CLEVELAND -- With two fresh tear-drop tattoos falling from his left eye, Larry Hughes honored his dead brother the way he always has: through basketball.
After speaking with his mother Thursday night, Hughes decided to return to Cleveland and be with his teammates.
"She wanted me to do what my brother would have wanted," Hughes said. "Throughout his life, whenever I had something to do, he wanted me to do it. It's kind of keeping on."
Hughes was activated for Game 6 and was in uniform, but he didn't plan to play.
"I'm happy to be back and try and do some normal things," he said. "I'm basically here to help. I'm not here to disrupt anything."
Cavs coach Mike Brown said he and Hughes decided that it was best for him not to play, but he could be used in an emergency.
"It wouldn't be fair to put him in after missing a week of basketball," Brown said. "We've made some changes in what we're doing offensively and defensively. I don't have any concerns about him dressing or not."
Flip Murray has started the past three games in place of Hughes, who missed 45 games of his first season in Cleveland because of a serious finger injury. Murray has averaged 9.3 points in the three starts.
Hughes played in Games 1 and 2, but left the Cavaliers on May 11 to be with his family following the death of his brother, whom he helped raise. Justin Hughes was born with a heart defect and underwent a heart transplant in 1997.
He had been in failing health in recent months. Larry Hughes left the Cavs briefly in December when his brother was in the hospital.
Larry Hughes has "I Am My Brother's Keeper" tattooed on his neck, after Justin's death, he had the tears inked on his face.
"I have a lot of them and I express myself different from other people," Hughes said. "It means a lot to me."
Following their Game 4 win at home, the Cavaliers flew to St. Louis and attended Justin's funeral before heading to Detroit. They got a chance to visit briefly with Hughes, who wrote: "My life is his world. His life is my everything," as a tribute to his little brother.

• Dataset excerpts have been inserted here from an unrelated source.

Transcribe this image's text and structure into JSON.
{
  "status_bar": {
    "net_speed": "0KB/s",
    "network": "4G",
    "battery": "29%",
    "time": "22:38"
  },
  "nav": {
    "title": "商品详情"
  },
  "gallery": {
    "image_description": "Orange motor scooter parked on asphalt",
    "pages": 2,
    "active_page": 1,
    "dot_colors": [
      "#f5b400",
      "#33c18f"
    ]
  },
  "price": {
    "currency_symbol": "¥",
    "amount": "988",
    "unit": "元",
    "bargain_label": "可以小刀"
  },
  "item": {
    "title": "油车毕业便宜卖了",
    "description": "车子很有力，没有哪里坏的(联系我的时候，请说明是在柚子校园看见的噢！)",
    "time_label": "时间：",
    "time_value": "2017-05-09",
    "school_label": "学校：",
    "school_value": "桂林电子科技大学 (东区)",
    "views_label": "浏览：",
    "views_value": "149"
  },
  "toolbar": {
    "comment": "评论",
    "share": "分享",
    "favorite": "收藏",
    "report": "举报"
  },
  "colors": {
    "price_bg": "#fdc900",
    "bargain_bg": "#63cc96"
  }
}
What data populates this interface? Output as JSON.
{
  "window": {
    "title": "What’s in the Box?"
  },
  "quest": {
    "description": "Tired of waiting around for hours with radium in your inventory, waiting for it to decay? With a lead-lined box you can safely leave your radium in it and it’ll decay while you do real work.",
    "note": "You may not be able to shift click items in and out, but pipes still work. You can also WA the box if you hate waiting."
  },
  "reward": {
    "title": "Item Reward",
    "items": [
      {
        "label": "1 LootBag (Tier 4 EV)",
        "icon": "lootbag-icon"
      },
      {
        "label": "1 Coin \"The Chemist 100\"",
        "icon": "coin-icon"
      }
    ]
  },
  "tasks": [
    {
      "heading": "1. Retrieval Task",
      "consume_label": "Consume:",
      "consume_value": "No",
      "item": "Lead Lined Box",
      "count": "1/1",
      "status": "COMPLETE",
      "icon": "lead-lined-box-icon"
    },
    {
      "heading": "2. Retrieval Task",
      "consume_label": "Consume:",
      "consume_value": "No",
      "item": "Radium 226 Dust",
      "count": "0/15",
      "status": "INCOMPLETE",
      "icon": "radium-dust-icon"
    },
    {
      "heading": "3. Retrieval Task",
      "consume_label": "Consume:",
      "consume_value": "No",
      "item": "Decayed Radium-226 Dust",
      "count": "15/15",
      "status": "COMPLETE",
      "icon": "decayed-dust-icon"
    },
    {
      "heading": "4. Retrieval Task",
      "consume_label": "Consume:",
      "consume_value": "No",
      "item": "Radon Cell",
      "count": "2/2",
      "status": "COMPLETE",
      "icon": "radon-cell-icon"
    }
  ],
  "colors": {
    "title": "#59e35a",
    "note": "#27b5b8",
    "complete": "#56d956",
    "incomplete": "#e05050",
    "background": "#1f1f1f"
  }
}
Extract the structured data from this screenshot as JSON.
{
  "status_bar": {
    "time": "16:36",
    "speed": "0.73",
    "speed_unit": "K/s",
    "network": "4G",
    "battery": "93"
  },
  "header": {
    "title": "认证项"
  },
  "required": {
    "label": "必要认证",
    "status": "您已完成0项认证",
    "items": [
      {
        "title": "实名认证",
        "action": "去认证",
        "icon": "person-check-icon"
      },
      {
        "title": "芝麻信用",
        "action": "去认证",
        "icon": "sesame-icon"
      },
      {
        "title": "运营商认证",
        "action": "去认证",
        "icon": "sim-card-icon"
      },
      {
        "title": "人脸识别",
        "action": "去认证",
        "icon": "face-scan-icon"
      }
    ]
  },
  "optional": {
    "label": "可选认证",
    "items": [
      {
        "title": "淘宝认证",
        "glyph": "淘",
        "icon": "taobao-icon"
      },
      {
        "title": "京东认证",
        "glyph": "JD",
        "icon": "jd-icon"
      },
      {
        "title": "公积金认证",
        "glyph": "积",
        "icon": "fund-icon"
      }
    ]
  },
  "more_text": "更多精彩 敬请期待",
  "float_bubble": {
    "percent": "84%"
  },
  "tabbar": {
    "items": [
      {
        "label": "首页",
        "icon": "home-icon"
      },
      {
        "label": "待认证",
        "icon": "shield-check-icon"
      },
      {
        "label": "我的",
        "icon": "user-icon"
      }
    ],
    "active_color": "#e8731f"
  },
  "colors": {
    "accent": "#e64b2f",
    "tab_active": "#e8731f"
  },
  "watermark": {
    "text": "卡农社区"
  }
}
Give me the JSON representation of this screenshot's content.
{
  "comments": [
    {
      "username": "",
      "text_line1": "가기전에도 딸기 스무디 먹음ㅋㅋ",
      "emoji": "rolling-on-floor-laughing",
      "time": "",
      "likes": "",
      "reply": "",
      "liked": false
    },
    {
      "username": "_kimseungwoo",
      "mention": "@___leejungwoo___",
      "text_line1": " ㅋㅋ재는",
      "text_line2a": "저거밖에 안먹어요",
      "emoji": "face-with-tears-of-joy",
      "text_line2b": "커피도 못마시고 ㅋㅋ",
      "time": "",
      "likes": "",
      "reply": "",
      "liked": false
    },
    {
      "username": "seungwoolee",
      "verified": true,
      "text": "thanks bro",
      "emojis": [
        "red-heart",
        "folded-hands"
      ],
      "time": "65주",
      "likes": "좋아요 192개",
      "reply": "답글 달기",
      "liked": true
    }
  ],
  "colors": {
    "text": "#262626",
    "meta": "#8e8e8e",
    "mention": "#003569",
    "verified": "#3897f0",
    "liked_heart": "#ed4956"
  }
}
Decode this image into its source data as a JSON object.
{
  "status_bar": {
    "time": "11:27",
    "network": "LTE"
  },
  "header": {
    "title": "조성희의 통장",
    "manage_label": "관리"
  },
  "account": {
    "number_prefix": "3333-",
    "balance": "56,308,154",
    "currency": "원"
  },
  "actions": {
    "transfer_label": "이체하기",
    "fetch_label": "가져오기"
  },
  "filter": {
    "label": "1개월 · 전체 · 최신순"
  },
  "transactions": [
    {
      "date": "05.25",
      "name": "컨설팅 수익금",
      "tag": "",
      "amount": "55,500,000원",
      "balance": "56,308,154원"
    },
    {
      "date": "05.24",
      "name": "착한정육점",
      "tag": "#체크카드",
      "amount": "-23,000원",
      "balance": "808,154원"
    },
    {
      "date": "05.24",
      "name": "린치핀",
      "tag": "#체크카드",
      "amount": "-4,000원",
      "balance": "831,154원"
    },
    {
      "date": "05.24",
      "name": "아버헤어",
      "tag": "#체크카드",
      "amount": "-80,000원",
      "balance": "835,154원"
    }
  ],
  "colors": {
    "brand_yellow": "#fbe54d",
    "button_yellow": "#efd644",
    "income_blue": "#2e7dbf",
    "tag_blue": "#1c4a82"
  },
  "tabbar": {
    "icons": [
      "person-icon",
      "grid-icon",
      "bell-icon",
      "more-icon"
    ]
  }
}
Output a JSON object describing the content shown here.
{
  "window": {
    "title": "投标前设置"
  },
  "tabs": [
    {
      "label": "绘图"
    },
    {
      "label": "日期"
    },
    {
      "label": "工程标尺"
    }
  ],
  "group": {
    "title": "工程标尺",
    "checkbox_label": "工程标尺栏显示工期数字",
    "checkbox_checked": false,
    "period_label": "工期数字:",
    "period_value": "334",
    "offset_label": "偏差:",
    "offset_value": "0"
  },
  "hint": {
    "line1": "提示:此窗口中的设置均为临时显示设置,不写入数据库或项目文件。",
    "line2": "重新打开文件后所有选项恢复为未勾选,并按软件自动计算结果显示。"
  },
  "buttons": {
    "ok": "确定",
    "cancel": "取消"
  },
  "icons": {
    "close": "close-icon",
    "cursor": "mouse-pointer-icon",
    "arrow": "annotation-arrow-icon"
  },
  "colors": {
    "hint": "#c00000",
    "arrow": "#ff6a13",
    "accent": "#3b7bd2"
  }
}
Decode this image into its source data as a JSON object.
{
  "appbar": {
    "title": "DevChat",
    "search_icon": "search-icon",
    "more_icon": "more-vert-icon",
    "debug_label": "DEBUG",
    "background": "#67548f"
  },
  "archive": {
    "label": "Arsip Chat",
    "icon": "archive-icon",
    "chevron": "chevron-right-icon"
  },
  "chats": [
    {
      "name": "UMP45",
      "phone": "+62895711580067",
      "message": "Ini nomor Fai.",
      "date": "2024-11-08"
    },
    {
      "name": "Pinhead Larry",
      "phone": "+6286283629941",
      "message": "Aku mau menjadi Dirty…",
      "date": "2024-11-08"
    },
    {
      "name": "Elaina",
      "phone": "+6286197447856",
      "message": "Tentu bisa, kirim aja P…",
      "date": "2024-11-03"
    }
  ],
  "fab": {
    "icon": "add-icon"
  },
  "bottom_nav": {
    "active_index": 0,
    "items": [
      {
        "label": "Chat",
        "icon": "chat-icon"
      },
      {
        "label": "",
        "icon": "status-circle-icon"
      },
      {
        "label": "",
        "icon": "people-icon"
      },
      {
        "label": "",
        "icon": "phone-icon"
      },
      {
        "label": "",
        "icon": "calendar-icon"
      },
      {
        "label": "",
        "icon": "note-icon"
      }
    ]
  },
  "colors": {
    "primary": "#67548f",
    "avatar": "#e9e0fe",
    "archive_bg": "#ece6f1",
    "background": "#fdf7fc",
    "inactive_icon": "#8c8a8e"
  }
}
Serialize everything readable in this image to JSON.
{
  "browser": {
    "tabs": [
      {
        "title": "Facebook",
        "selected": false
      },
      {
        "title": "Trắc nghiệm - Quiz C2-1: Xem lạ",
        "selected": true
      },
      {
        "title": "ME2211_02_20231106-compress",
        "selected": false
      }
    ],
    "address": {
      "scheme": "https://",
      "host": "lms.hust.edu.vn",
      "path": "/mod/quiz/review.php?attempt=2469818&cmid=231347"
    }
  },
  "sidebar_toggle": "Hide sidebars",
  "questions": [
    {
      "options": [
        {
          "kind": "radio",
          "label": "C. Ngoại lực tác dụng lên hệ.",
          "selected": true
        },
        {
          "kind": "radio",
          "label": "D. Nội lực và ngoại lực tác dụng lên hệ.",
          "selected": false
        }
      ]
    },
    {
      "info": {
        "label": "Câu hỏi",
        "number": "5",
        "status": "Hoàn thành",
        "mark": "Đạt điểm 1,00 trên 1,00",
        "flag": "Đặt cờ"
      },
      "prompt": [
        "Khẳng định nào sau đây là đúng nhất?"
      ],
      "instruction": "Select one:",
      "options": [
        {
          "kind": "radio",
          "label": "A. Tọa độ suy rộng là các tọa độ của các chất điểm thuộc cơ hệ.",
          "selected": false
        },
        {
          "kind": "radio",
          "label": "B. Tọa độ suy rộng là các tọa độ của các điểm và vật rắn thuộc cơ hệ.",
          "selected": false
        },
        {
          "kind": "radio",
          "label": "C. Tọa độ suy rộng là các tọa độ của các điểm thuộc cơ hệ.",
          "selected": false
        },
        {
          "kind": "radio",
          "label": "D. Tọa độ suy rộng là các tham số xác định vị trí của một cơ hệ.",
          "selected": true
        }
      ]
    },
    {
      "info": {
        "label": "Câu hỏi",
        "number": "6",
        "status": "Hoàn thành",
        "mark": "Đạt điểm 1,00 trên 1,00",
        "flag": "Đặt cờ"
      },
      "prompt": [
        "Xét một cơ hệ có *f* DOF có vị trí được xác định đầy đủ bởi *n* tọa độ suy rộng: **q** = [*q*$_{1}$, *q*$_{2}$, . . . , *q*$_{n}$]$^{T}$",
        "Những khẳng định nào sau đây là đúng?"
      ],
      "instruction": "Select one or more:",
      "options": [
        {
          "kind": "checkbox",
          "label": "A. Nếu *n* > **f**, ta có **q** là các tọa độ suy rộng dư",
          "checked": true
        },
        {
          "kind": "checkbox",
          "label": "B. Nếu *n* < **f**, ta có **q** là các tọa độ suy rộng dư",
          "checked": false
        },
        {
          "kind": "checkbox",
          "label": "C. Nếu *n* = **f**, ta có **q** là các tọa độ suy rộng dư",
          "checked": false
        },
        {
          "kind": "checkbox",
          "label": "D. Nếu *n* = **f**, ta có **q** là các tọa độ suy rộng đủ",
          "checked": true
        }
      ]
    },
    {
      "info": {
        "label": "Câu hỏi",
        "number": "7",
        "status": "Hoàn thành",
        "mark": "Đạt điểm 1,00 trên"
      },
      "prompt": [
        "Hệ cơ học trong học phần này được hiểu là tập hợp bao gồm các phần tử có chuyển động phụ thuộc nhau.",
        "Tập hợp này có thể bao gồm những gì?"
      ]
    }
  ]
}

"It meant a lot," Hughes said of the Cavs' classy gesture. "Any time something happens every little bit helps, whether people realize it or not. That was a big thing. It was something you can't really put into words. It was a boost to my family."
Seeing Hughes was a lift for the Cavaliers, who dropped the first two games of the series but now have the Pistons, the NBA's best team during the regular season, one loss from elimination.
The Cavs have dedicated the series to Hughes and his brother.
"I'm just glad to see him smiling," LeBron James said.